Last week Starbucks opened a Teavana tea bar in New York City, the first step towards creating what it hopes will be a counterpoint to its enormously successful coffee locations. Before being bought by Starbucks last year, Teavana had primarily been known for retail shops that sold tea and supplies — but didn’t serve the drink. With the tea bar concept, Starbucks had to rethink some of the most basic elements of its successful formula for a different kind of customer — including the paper cup itself.

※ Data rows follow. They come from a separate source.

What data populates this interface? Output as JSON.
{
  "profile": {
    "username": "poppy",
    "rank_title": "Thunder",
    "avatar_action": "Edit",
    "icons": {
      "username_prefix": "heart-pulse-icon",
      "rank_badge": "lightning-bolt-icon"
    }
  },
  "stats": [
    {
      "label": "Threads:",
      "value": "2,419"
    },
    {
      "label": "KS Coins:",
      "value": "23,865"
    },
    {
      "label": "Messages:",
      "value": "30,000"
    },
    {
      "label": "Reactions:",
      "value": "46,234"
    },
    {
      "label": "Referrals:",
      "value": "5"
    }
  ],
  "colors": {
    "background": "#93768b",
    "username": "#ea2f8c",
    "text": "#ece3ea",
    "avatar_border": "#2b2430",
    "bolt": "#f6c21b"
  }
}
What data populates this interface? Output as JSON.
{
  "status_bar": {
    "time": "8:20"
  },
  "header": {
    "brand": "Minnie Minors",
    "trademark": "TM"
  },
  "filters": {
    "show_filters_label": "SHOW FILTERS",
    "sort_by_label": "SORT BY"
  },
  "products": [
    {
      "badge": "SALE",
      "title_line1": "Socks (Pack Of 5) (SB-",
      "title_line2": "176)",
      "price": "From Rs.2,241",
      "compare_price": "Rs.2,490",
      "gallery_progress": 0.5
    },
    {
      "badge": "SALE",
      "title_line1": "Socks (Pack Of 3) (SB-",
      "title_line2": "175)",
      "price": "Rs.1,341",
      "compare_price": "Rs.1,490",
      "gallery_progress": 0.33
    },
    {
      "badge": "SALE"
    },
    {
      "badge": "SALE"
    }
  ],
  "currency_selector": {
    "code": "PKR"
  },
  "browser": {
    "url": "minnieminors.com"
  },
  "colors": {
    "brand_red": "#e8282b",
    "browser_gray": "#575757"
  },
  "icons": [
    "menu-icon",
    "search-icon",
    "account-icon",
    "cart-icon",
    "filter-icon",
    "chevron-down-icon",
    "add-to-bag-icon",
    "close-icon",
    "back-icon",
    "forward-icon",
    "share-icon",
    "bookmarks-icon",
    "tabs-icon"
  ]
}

The paper cup. Oh the brutes who drink coffee, what do they care? They would lap it up from a saucer if that was all there was. Tea drinkers are, of course, different:
The goal was to make a cup that felt more like drinking from china than a flimsy, on-the-go piece of cardboard. Double-walled insulation was built into the cup itself, foregoing the need for the cheap cardboard sleeves Starbucks customers (and coffee drinkers everywhere) need to deal with. The texture of the cup itself is different as well; embossed paper is used to provide what’s described as a ‘feathery’ and ‘foamy’ feel. According to the report, the insulating design requires around 50 percent more material than is used in traditional Starbucks cups and sleeves.
“The new design has found quite a following inside the company.” I can’t say I’m even a bit surprised.